Michael H Shuman is the author of the wonderful books Put Your Money Where Your Life Is and The Local Economy Solution,
He’s American, but his ideas could transform the world. He says the issue at present is that millions of people with savings to invest, are limited to putting them into big companies and global corporations. He believes that in the future, these funds will instead be invested in local funds to build affordable housing (not destroying the countryside to do it), food and clean energy funds.
Ways to Invest in Your Community
There is no single way to get started with local investing. Below are some of the most trusted and accessible routes for everyday people who want to make a difference:
- Community Shares: These are shares in co-operatives or community benefit societies. You buy a small stake, and your investment often supports places like local pubs, green energy, or community shops. Usually, these schemes set a minimum and maximum contribution to keep things fair and inclusive.

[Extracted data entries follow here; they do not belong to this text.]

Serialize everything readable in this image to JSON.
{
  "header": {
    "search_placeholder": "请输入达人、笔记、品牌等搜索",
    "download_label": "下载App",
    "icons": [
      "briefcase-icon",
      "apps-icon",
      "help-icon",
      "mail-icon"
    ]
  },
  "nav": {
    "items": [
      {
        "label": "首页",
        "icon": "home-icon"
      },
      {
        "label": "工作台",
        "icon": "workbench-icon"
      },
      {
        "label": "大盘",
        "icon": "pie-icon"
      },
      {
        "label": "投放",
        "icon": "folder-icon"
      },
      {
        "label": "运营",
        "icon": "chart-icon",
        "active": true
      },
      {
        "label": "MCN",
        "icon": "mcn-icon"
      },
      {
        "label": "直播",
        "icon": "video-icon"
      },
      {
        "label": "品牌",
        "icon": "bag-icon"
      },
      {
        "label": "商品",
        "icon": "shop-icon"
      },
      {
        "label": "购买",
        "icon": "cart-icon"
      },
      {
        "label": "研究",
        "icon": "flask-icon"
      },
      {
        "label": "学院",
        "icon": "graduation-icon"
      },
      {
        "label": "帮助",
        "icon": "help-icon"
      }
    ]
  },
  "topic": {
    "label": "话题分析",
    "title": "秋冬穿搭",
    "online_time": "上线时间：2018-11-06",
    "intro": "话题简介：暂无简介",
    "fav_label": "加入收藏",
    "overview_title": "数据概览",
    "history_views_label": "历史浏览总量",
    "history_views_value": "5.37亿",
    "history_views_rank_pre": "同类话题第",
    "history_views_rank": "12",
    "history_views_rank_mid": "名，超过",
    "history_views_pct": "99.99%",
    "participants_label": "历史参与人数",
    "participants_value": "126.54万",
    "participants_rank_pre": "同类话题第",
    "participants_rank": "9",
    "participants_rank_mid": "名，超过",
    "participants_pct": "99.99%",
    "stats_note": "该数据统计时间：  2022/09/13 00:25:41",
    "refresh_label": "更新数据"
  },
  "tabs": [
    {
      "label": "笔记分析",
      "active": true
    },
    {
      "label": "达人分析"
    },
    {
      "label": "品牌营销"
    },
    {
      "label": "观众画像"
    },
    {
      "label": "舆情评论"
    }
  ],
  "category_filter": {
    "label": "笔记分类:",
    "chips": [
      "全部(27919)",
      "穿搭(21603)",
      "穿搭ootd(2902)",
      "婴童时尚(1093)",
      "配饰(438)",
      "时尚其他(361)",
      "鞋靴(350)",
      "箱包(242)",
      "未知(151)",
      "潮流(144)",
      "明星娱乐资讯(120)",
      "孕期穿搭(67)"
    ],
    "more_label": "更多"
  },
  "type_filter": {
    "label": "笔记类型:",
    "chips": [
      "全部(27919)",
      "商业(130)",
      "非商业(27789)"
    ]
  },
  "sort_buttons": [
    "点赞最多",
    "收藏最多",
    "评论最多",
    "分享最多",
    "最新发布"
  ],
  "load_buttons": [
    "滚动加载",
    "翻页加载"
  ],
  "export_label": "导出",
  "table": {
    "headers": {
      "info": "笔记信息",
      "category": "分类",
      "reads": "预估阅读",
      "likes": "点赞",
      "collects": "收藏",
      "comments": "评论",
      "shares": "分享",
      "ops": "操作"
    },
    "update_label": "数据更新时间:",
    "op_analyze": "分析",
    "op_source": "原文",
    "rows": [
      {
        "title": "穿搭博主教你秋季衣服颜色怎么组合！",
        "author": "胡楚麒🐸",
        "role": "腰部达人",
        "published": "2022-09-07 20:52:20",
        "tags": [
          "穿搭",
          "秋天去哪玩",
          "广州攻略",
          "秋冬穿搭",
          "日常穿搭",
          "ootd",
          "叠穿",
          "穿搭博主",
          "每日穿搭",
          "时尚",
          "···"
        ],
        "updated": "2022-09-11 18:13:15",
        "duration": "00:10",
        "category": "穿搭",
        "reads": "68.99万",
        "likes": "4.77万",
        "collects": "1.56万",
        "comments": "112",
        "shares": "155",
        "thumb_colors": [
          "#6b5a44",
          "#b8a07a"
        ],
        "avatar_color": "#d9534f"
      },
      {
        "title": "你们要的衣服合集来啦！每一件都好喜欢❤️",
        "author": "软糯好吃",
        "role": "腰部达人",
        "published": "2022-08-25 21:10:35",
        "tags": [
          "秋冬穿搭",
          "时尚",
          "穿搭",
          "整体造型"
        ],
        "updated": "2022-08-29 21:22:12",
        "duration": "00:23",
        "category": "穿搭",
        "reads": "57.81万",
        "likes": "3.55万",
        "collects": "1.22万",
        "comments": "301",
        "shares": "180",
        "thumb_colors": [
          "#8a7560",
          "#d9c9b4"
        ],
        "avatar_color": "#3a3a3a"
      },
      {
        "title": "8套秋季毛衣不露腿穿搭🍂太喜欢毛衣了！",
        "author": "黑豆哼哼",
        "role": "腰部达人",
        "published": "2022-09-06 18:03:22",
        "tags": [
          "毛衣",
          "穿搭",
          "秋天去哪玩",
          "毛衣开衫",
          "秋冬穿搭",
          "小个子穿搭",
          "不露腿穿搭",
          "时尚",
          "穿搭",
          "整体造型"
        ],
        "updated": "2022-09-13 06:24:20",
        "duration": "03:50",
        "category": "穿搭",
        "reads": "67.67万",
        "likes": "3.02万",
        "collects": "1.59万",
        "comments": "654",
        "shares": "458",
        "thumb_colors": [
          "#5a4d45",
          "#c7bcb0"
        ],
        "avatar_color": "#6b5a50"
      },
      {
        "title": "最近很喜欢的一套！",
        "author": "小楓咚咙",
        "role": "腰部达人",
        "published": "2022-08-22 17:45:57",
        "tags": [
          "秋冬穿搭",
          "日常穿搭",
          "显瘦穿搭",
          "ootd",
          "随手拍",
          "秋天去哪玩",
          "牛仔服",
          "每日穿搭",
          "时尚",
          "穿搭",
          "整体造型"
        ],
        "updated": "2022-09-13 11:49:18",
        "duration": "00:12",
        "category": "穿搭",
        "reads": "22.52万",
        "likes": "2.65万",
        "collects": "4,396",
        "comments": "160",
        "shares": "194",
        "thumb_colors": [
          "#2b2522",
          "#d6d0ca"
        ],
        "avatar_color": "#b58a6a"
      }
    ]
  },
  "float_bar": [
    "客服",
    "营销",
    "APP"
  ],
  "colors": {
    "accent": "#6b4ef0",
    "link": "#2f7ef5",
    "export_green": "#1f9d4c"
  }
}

- Local Business Crowdfunding: Some small shops and start-ups raise money through crowdfunding platforms. In return for a small investment, you might get interest, future discounts, or shares. This is one of the simplest ways to back businesses you actually use and care about.
- Credit Unions: These member-owned financial groups pool people’s savings and lend within the local area. Depositing money in a credit union means your savings help fund neighbours’ home improvements, cars, or small business ventures instead of propping up global banks.
- Local Investment Funds: Sometimes called community development funds, these raise money to invest in a cluster of small businesses or social projects. Returns are often more modest, but you get the chance to back several ventures at once and watch your neighbourhood improve.
Benefits of Supporting Local Businesses

Designing for Local Communities
When you spend your money with local businesses, the rewards go far beyond the immediate purchase. Every pound you invest or spend in your neighbourhood helps build a place where everyone can thrive.
This approach supports families, brings neighbours closer, and keeps towns alive with new ideas and possibilities. Below, you’ll find how backing local businesses leads to real, lasting change in your area.
Job Creation Right Where You Live
Small businesses form the backbone of local employment. When people support their local shop, bakery, or pub, they help create and keep jobs that might otherwise disappear.
- Independent shops tend to hire local staff and often pay fairer wages compared to large chains.
- These jobs stay in the area, meaning local people are less likely to have to move away for work.
Take Hebden Bridge in Yorkshire as an example. Locals rallied behind their high street retailers, driving a revival that filled once empty shops and boosted jobs for local families. More jobs in town means shorter commutes and chances for young people to stay where they grew up.